Critical Paths Benchmarked:

1. Cache Get/Put Operations

Why: These are called on every build operation. Even small slowdowns multiply across large projects.

  • BenchmarkCacheGet_Hit: Measures hot path (cache effectiveness)
  • BenchmarkCacheGet_Miss: Measures overhead of miss detection
  • BenchmarkCachePut_*: Measures write performance at different scales

2. Key Hash Computation

Why: Hash is computed on every cache lookup. Slow hashing = slow builds.

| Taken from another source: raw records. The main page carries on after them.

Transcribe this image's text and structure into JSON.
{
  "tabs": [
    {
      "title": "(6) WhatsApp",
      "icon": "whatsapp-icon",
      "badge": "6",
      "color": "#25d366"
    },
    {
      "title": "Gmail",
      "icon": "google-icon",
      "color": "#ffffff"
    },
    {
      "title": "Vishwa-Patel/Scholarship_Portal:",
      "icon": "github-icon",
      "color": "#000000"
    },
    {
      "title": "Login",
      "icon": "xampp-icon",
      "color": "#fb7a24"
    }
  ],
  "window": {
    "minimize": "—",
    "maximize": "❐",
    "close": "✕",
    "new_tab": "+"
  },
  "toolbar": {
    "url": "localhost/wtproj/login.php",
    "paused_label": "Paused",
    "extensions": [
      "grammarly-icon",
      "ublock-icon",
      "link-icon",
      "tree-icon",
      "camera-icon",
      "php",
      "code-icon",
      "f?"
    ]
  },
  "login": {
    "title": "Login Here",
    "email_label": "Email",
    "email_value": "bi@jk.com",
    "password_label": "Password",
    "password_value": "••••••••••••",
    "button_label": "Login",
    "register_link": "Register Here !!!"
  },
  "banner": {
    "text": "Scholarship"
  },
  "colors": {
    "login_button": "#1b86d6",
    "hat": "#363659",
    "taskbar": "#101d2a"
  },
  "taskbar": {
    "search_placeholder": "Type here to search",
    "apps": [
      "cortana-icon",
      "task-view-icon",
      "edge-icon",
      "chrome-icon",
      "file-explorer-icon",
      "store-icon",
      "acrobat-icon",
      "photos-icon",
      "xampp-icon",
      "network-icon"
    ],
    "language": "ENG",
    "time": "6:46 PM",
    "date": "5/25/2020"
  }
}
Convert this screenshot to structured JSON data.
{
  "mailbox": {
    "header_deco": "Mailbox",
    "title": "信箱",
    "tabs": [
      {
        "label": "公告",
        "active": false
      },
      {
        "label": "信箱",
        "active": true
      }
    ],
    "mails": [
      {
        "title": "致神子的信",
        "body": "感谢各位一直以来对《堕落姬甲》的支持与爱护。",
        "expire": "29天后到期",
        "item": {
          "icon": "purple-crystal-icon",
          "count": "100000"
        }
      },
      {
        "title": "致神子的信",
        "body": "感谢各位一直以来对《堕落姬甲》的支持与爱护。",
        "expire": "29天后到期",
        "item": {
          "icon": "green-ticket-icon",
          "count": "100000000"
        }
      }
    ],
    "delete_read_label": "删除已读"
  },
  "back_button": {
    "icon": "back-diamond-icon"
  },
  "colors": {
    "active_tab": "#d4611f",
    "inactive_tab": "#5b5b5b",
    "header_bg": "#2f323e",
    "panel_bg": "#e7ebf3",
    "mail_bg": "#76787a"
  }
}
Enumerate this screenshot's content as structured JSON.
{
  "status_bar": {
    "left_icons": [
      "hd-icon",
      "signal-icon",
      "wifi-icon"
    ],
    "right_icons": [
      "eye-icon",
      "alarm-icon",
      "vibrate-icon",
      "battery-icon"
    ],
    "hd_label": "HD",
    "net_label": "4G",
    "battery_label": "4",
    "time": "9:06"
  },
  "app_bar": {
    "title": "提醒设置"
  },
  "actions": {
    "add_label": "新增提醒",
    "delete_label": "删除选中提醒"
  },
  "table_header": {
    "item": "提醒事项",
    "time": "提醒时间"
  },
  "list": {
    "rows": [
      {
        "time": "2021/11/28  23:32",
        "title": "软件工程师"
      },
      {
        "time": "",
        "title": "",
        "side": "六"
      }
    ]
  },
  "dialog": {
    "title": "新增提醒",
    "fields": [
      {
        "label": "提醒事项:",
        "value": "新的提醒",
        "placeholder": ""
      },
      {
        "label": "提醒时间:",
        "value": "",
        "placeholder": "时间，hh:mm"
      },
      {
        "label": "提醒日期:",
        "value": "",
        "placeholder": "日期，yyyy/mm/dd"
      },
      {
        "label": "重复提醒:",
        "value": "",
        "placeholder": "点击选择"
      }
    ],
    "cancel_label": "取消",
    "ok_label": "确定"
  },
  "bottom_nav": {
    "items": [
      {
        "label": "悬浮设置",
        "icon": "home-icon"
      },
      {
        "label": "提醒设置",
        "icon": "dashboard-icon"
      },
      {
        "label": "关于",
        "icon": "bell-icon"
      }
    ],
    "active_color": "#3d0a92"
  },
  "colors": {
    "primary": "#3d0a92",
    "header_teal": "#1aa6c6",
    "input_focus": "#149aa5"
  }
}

  • BenchmarkKeyHash_SingleFile: Baseline performance
  • BenchmarkKeyHash_Glob100Files: Scales to real projects
  • BenchmarkKeyHash_LargeFile: Tests buffer pooling efficiency

Buffer Pool Insight: We use sync.Pool for file I/O buffers. Benchmarks verify this reduces allocations (B/op should be low).

3. Concurrent Operations

Why: Build systems are highly parallel. Contention on locks kills performance.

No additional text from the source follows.